Halloween Cocktail Just Got a Bit More FUN with Pumpkin Bourbon Shakes Courtesy of Sunset Magazine!
Reading the November issue of Sunset Magazine made me hungry. It was a great food issue. While all of the recipes were stand-outs, here’s one that makes it a winner for today & tonight. It’s relatively easy to make and it’s tasty too!
4 1/2 cartons (14 oz. each) vanilla ice cream such as Häagen-Dazs, softened
2 cups canned pumpkin
1 cup milk
1/2 cup bourbon
1/2 cup packed light brown sugar
About 1/2 tsp. nutmeg (preferably freshly ground)
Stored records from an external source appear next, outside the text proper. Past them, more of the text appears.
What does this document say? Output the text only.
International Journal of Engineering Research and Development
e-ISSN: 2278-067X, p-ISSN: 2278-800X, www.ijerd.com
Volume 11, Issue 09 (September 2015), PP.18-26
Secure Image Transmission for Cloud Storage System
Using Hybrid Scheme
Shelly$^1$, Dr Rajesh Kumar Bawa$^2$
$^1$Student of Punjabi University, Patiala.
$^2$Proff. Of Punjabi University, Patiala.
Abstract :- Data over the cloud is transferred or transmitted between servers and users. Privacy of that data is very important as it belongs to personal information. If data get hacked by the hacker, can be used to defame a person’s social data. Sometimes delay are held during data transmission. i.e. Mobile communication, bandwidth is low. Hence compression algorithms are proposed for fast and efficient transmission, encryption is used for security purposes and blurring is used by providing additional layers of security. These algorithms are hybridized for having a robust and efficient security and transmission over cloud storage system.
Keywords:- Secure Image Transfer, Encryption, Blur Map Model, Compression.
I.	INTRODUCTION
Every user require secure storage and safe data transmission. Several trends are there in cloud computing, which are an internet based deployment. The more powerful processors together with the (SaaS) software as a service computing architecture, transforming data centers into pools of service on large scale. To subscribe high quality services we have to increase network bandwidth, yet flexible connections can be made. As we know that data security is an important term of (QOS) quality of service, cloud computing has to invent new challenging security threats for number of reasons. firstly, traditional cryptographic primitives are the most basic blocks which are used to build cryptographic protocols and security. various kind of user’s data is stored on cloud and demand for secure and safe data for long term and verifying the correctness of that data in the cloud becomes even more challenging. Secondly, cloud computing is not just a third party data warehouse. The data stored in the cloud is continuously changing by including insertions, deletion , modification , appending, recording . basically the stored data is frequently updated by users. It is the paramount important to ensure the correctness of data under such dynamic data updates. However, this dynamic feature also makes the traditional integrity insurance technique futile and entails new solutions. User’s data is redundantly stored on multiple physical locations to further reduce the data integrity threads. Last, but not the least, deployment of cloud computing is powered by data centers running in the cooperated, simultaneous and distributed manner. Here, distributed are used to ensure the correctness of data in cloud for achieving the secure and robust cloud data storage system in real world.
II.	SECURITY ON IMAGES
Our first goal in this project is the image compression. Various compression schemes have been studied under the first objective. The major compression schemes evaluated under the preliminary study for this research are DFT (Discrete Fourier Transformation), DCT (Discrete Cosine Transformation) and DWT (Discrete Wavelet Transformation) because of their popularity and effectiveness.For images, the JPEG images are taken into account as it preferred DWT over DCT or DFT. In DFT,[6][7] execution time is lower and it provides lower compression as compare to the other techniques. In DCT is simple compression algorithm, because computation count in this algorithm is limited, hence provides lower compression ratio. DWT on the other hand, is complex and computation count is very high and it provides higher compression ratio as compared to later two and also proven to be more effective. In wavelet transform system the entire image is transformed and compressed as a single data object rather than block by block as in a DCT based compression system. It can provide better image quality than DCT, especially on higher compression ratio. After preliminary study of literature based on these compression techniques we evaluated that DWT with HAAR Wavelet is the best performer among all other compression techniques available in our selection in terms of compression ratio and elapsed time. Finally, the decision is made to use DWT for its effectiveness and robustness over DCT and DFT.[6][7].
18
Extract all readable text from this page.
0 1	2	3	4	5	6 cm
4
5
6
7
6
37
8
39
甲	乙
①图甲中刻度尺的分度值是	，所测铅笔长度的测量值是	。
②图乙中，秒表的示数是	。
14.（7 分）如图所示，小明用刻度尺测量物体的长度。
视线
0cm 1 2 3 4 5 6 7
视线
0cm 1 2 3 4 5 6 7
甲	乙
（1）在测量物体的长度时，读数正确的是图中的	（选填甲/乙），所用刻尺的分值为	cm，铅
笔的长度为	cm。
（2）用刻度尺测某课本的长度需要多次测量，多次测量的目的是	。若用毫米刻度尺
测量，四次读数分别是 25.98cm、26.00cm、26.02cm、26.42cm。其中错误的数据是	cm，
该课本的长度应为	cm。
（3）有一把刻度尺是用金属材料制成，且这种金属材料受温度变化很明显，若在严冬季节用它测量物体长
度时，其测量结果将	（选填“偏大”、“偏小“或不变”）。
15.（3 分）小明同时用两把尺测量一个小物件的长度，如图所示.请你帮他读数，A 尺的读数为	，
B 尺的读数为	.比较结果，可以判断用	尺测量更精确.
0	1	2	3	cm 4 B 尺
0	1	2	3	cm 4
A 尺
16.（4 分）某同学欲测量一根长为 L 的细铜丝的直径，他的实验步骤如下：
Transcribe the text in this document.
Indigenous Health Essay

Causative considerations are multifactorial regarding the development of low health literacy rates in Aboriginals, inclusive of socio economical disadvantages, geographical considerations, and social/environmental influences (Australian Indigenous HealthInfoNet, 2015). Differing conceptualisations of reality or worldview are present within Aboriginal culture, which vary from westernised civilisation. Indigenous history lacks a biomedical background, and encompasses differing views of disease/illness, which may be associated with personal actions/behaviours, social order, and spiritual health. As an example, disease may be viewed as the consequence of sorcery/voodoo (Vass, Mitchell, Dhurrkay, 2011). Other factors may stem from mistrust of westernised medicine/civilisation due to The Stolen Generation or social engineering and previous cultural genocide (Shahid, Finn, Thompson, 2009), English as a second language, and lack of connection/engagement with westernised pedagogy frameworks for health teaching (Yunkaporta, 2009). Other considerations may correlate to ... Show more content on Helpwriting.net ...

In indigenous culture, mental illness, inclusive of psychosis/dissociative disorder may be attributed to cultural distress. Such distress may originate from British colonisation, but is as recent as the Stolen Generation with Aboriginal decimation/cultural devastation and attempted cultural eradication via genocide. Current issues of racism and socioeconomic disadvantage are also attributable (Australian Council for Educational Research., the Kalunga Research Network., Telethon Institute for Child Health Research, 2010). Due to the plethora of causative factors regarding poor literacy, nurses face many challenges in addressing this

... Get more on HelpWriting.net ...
1/2 teaspoon ground ginger
1 teaspoon cinnamon
Sweetened whipped cream (optional)
1. Whirl a third of the ice cream, pumpkin, milk, and bourbon at a time in a blender until smooth, adding sugar and spices to last batch. Pour into a large bowl and stir to combine.
2. Ladle shakes into 8 tall glasses and top each with a dollop of whipped cream if you like and a little nutmeg. Serve with straws.
Make ahead– and get thicker shakes! Up to 1 hour through step 1, freeze airtight; stir before ladling into glasses.